Drug Converts White Fat into Brown Fat and Induces Weight Loss

Exciting new research has determined that a variant of a drug used to treat pulmonary arterial hypertension induces weight-loss in obese mice. Among mice fed a high-fat diet, those who did not get the medication became obese while medicated mice did not.

The experimental drug used stimulates soluble guanylyl cyclase (sGC), and this drug is a member of the same class of novel drugs as the drug riociguat. The Food and Drug Administration approved riociguat in 2013 to treat high blood pressure in the lungs. Riocoguat is produced by Bayer HealthCare Pharmaceuticals, is marketed under the trade name Adempas.

In mice, the sCG stimulator stimulated a shift in fat tissue and turned stored white fat in the mice into brown fat, which burns up more energy and improves metabolic function. Beige or brown fat is a beneficial type of fat that is richly populated with mitochondria, which makes the tissue look brown under a microscope. White fat releases hormonal signals that prompt the storage of still more white fat, but brown fat burns up fat and protects against weight gain, even when caloric intake is high.

In this research, which was published in the journal Nature Communications, mice made obese by a high-fat, high-calorie diet were given the sCG stimulator. These mice not only experienced weight loss, but also showed improved glucose tolerance, reduced insulin levels and decreased the signs of fatty liver, which is a damaging consequence of established obesity. It also even shrunk white fat cells.
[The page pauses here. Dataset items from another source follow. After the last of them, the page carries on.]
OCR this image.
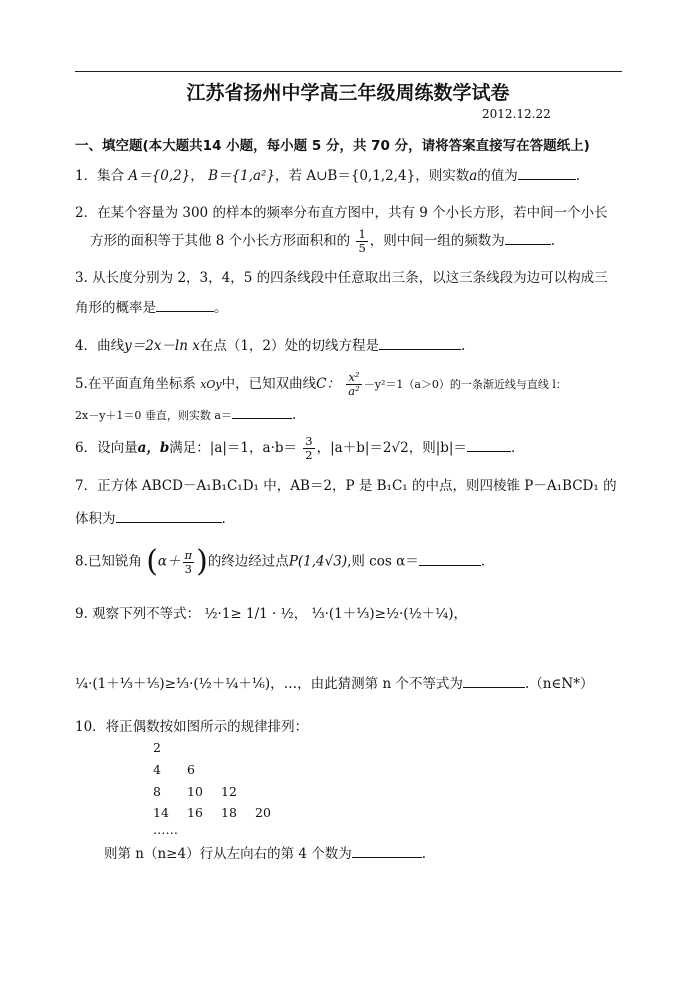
江苏省扬州中学高三年级周练数学试卷
2012.12.22
一、填空题(本大题共14 小题，每小题 5 分，共 70 分，请将答案直接写在答题纸上)
1．集合 A＝{0,2}， B＝{1,a²}，若 A∪B＝{0,1,2,4}，则实数a的值为	.
2．在某个容量为 300 的样本的频率分布直方图中，共有 9 个小长方形，若中间一个小长
方形的面积等于其他 8 个小长方形面积和的 $\frac{1}{5}$ ，则中间一组的频数为	.
3. 从长度分别为 2，3，4，5 的四条线段中任意取出三条，以这三条线段为边可以构成三
角形的概率是	。
4．曲线y＝2x－ln x在点（1，2）处的切线方程是	.
5.在平面直角坐标系 xOy中，已知双曲线C： $\frac{\text{x²}}{\text{a²}} -y^2=1(a>0)$的一条渐近线与直线 l：
2x－y＋1＝0 垂直，则实数 a＝	.
6．设向量a，b满足：|a|＝1，$a\cdot b= \frac{3}{2}$ ，|a＋b|＝2√2，则|b|＝	.
7．正方体 ABCD－A₁B₁C₁D₁ 中，AB＝2，P 是 B₁C₁ 的中点，则四棱锥 P－A₁BCD₁ 的
体积为	.
8.已知锐角 ($\alpha+ \frac{\pi}{3}$ )的终边经过点P(1,4√3),则 cos α＝	.
9. 观察下列不等式： ½·1≥ 1/1 · ½， ⅓·(1＋⅓)≥½·(½＋¼)，
¼·(1＋⅓＋⅕)≥⅓·(½＋¼＋⅙)，…，由此猜测第 n 个不等式为	.（n∈N*）
10．将正偶数按如图所示的规律排列：
2
4 6
8 10 12
14 16 18 20
……
则第 n（n≥4）行从左向右的第 4 个数为	.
In plump mice on the sCG stimulator, circulating dietary fatty acids were increasingly drawn into the brown fat and burned up at high rates. Even muscle and white fat in those mice increased their use of the circulating fatty acids. These metabolic changes caused mice to burn more calories, and their abnormal metabolic function improved.

This new research was led by researchers at the University Hospital in Bonn, Germany, and it elucidated the biochemical pathway that generates brown fat. This brings potential targets into view that could shift white fat into brown fat.

The sCG stimulator used in this study, the authors concluded, “might be used to enhance weight loss induced by physical activity.”

If a drug related to riociguat is to enter broad use for obesity, however, it will need to be cheaper than its close chemical relative. At doses taken by those with pulmonary arterial hypertension, a typical month’s prescription of Adempas costs close to $2,800, or about $90,000 a year.

As a treatment for the nation’s more than 72 million obese adults, that cost could prove prohibitive, especially as obesity and its consequences are increasingly understood to be chronic conditions that will need long-term management.